Pitfalls of Nostalgia
The spot at Eminönü where the costumed vendors stand and the faux-Ottoman mackerel boats are moored is frequented by tourists and locals alike. The setting between the historic Egyptian Spice Market, the pedestrian Galata Bridge, a bus depot, and local ferry landings is a magnet both groups.
Dressing up vendors and boats indeed adds color, serves as a marketing device, and augments the visibility of licensed venders. But the choice of stylized period costumes takes us to another level. It implies tradition and authenticity. It appeals to the orientalist fantasies of many tourists, including Europeans who flock to the Istanbul in search of the imagined exoticism of Turkey but vote to keep Turkey out of the EU out of fear of having the very same exoticism taint the national purity of their own homelands.

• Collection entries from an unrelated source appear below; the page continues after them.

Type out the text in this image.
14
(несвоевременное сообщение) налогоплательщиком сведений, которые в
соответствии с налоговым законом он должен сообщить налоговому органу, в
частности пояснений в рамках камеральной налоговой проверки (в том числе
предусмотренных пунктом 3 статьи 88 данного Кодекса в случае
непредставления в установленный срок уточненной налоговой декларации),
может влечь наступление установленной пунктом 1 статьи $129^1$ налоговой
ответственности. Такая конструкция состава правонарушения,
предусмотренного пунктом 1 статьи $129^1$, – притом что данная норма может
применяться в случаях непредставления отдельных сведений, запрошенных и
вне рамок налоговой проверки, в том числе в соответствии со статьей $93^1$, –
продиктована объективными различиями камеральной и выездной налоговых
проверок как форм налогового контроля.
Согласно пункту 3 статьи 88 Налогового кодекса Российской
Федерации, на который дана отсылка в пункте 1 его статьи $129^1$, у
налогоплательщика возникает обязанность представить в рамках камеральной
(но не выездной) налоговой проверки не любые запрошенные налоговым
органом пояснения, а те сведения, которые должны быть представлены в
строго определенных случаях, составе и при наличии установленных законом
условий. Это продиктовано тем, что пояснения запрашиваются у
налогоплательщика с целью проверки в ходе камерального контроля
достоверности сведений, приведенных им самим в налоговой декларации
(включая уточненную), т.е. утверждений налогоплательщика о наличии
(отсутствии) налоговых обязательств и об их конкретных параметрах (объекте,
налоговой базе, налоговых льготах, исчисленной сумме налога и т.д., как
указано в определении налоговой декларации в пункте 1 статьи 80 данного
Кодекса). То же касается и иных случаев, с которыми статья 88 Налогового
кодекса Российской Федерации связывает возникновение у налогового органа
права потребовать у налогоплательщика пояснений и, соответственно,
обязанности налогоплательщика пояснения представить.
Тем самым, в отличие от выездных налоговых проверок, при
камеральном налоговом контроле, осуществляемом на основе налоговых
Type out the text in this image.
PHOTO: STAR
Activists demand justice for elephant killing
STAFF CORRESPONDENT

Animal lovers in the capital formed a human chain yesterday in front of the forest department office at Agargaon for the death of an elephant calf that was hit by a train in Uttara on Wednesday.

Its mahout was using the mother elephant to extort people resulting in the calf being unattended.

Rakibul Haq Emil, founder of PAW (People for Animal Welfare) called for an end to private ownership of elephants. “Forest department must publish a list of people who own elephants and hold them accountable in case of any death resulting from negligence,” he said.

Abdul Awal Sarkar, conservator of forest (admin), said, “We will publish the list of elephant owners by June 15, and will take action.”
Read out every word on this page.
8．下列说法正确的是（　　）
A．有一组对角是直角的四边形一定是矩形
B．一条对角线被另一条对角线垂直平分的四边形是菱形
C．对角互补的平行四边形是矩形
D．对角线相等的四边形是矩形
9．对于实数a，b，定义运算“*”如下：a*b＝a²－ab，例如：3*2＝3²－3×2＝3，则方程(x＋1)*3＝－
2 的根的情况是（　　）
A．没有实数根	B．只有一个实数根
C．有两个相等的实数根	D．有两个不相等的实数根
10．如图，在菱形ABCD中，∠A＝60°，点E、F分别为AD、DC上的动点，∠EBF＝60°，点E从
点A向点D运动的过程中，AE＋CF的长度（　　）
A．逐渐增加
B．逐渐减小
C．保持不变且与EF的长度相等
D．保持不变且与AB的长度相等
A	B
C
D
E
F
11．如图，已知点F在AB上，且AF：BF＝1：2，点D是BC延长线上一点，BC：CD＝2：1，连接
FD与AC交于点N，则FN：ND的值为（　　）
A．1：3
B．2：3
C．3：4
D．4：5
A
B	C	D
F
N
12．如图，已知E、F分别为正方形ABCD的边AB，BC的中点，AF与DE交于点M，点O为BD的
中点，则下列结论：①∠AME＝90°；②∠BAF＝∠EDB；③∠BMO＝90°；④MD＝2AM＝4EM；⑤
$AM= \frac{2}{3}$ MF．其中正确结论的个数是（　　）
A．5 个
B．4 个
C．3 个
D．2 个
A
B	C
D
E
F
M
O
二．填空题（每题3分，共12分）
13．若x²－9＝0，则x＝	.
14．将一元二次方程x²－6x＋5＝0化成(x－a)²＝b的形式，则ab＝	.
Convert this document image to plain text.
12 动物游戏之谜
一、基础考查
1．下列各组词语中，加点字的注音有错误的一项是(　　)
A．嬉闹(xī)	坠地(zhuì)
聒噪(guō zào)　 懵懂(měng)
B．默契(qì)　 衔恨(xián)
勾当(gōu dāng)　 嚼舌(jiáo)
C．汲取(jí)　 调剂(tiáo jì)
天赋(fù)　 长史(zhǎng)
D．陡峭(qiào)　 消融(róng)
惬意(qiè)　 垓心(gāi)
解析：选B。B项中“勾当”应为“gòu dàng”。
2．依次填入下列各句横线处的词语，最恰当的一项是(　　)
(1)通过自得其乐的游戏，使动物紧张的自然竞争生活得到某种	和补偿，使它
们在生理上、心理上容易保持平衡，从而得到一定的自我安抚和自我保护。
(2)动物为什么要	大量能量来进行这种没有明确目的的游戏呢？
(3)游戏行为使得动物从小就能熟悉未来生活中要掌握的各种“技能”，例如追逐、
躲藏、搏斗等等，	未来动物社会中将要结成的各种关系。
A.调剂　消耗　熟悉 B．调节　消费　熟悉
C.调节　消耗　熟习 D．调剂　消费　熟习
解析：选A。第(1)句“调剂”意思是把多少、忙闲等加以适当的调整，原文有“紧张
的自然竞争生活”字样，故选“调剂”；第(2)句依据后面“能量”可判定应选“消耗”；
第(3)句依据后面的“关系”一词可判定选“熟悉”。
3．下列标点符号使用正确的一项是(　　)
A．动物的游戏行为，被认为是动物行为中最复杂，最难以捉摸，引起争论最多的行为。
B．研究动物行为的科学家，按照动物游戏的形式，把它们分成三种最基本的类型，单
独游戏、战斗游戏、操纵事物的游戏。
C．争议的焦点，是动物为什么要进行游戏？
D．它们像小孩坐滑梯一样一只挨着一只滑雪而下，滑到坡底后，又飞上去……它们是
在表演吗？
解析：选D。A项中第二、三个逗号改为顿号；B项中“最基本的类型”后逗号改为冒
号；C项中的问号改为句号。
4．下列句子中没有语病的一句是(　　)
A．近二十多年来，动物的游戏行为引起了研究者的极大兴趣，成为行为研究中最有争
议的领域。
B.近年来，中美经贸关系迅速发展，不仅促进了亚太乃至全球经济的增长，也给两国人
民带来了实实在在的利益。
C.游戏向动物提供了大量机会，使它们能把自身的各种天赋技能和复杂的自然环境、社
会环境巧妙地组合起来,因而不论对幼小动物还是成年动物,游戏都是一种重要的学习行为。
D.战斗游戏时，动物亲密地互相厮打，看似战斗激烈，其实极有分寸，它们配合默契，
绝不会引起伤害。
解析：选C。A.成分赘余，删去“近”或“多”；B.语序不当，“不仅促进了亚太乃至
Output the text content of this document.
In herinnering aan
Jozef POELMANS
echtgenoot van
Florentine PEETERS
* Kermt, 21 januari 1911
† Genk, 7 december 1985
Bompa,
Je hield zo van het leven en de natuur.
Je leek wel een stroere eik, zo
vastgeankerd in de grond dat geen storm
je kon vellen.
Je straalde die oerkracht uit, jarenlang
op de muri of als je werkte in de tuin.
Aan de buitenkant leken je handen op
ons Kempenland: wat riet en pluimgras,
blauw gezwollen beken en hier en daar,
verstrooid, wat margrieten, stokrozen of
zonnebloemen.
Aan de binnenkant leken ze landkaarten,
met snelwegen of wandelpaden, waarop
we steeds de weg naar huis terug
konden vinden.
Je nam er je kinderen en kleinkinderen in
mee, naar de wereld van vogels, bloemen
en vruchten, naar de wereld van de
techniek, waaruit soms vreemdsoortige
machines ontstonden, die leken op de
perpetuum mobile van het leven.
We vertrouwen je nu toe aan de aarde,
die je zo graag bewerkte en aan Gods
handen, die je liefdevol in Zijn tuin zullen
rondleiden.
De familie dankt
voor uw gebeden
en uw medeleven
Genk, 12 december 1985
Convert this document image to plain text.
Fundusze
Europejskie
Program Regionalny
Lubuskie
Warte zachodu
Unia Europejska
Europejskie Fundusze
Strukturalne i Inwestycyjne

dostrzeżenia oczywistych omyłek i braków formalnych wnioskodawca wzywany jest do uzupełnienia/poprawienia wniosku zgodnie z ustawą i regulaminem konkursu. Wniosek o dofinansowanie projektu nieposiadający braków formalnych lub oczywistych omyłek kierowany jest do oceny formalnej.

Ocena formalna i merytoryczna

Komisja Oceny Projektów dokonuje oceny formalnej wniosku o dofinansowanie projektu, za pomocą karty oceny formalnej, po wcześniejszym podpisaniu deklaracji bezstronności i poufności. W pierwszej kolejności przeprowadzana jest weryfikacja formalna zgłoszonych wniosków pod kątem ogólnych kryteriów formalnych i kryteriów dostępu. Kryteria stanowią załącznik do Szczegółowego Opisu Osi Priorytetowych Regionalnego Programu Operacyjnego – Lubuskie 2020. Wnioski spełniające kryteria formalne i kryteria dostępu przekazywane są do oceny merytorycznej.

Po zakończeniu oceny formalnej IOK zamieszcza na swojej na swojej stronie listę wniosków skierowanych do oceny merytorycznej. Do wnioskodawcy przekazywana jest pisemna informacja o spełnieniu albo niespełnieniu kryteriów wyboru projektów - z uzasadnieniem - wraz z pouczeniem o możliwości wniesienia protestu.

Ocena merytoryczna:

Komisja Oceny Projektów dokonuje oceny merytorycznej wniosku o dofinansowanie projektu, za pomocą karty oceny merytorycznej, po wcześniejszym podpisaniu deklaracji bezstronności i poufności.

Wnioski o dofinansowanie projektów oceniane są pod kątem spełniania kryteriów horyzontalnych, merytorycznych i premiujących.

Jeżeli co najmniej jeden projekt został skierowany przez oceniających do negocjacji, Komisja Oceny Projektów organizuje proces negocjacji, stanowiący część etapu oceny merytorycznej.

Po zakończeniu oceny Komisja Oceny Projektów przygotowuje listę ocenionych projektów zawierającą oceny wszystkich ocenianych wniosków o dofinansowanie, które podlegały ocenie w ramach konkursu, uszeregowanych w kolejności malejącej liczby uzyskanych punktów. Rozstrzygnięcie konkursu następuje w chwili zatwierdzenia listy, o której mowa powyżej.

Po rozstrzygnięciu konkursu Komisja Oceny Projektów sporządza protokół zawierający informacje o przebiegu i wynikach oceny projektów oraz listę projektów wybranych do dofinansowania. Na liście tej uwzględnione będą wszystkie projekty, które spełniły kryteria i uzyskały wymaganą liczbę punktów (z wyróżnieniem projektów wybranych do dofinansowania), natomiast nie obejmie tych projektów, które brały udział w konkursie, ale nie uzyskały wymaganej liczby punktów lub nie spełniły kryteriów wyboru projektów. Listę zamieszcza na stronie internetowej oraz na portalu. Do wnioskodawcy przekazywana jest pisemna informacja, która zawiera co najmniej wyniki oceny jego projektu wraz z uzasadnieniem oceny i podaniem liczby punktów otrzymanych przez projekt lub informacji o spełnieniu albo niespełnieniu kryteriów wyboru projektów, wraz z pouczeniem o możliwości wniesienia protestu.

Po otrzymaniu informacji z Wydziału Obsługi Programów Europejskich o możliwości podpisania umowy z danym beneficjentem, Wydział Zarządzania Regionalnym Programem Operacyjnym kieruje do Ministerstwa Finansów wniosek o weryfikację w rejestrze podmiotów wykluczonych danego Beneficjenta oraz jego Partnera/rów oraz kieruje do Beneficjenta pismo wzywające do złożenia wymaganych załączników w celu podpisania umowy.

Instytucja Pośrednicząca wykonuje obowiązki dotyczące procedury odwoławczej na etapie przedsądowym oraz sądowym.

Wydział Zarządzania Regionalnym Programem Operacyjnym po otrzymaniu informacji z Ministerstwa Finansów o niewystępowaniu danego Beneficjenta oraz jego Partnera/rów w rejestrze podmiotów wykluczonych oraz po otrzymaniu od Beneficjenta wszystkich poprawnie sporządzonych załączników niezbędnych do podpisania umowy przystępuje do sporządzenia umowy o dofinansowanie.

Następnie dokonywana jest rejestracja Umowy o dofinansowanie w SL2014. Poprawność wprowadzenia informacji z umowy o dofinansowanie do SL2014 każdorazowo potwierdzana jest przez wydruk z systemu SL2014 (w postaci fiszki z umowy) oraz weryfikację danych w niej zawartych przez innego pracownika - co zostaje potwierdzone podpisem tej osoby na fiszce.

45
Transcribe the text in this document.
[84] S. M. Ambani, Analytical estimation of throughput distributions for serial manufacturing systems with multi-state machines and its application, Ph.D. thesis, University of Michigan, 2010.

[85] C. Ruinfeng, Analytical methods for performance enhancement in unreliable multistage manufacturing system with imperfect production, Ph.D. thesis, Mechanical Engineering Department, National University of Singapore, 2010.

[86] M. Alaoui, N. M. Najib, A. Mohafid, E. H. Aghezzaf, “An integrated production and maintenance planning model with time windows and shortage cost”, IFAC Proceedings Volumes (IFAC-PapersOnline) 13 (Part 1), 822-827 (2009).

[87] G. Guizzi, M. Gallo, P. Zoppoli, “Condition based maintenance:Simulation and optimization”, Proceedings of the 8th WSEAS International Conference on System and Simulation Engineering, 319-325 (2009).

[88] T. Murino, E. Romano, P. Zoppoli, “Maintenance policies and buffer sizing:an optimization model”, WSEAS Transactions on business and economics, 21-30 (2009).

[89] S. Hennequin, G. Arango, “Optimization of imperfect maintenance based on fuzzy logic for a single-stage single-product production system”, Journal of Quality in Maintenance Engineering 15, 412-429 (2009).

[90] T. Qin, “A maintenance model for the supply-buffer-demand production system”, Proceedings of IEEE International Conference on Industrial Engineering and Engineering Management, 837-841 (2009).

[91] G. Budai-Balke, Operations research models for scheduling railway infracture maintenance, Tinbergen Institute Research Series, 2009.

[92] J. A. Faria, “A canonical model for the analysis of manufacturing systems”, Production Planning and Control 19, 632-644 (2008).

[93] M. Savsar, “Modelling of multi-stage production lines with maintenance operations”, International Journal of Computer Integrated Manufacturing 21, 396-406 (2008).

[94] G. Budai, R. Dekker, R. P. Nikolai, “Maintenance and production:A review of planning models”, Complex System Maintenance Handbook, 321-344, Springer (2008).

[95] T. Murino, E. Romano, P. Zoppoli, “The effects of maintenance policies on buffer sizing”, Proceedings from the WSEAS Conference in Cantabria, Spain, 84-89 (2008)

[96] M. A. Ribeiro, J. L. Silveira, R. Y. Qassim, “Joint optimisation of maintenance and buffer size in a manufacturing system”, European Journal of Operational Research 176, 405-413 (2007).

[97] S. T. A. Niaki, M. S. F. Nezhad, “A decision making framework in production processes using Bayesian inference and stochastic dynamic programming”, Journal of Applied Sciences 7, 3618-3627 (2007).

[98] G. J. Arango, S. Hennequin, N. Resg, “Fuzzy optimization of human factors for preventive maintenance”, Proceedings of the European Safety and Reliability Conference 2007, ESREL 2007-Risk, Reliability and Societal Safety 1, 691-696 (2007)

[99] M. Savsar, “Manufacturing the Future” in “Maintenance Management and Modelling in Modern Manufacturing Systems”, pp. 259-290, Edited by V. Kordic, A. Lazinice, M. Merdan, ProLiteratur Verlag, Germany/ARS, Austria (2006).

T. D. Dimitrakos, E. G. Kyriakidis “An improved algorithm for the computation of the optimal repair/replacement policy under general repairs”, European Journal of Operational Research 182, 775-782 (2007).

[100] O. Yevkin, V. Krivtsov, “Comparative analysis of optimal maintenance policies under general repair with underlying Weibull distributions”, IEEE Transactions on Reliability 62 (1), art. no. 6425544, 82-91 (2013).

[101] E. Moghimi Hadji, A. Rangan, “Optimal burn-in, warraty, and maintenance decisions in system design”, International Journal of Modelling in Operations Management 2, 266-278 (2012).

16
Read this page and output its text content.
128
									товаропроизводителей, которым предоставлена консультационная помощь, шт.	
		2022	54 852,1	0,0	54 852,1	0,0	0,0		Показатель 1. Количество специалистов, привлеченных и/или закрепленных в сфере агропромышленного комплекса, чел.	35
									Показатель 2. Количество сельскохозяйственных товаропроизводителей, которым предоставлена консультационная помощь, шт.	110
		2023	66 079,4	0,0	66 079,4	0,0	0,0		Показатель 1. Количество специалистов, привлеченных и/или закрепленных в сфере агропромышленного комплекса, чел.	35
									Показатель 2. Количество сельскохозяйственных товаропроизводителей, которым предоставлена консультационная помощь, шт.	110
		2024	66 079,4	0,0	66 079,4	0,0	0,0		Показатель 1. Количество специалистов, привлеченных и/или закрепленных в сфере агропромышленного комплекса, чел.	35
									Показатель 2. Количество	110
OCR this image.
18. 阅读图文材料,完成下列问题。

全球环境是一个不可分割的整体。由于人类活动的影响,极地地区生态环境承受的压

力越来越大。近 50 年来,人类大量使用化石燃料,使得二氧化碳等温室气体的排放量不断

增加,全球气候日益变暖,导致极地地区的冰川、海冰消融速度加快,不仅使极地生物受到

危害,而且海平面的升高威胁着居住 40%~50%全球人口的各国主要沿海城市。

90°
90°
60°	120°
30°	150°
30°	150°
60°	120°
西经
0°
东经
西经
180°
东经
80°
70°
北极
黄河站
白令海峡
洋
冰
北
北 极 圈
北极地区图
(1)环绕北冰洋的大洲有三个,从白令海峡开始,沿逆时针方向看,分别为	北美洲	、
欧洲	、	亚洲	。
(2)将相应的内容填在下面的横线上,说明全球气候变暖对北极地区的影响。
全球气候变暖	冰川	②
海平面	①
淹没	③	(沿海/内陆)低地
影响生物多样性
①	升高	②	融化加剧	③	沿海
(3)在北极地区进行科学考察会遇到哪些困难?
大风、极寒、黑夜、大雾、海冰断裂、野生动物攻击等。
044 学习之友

The appeal to locals reveals another aspect of such authentic costumes — the choice of period. Note that the vendor’s costume is a garishly colored version of the clothes of vendors and workingmen as photographed in the late-19th century and the final glory years of the Ottoman Empire and the time of the iron-fisted rule of Sultan Abdul Hamid, and reproduced on touristic postcards ever since. Ample photographs are also available of western-suited, peaked-cap-wearing vendors from the early decades of the Turkish Republic (itself and artificial contrivance) but — and here’s the rub — anno 2013 such costumes and the early Republican period no longer seem to conjure forth the same nostalgia nor sense of authenticity that they did a generation or two ago. In the present political atmosphere in Turkey, images of the Republic fade and shades of the authoritarianism, religious establishmentarianism, and external influence of the last decades of the Empire solidify.
However, from my point of view at least, there is a good side to this as well. In the 19th-century Istanbul, mackerel and other fish vendors were not only Turks but, if I am correct, mainly local Greeks, with, depending on neighborhood, the occasional Armenian or Jew in between. Sadly, the ethnic and religious diversity of late-Ottoman Istanbul inspires is left out of the nostalgic fantasies among most present-day Istanbul residents and visitors to the city as well, especially as leading figures in the country’s governing party engage in ongoing condescension and bombast against those members of Istanbul’s tradition minority groups who still remain.
(For more commentary apropos the last paragraph above, see this past post and this.)
Technical footnote: The price of laziness
Usually, I make a point of only posting photos that are sharp and otherwise technically spot-on. Both of the photos in this post were shot handheld. Shutter speeds was ample but apertures were far too open to permit sufficient depth of field and adequate zone focusing. Another reminder, thus, to forgo laziness and take along my tripod!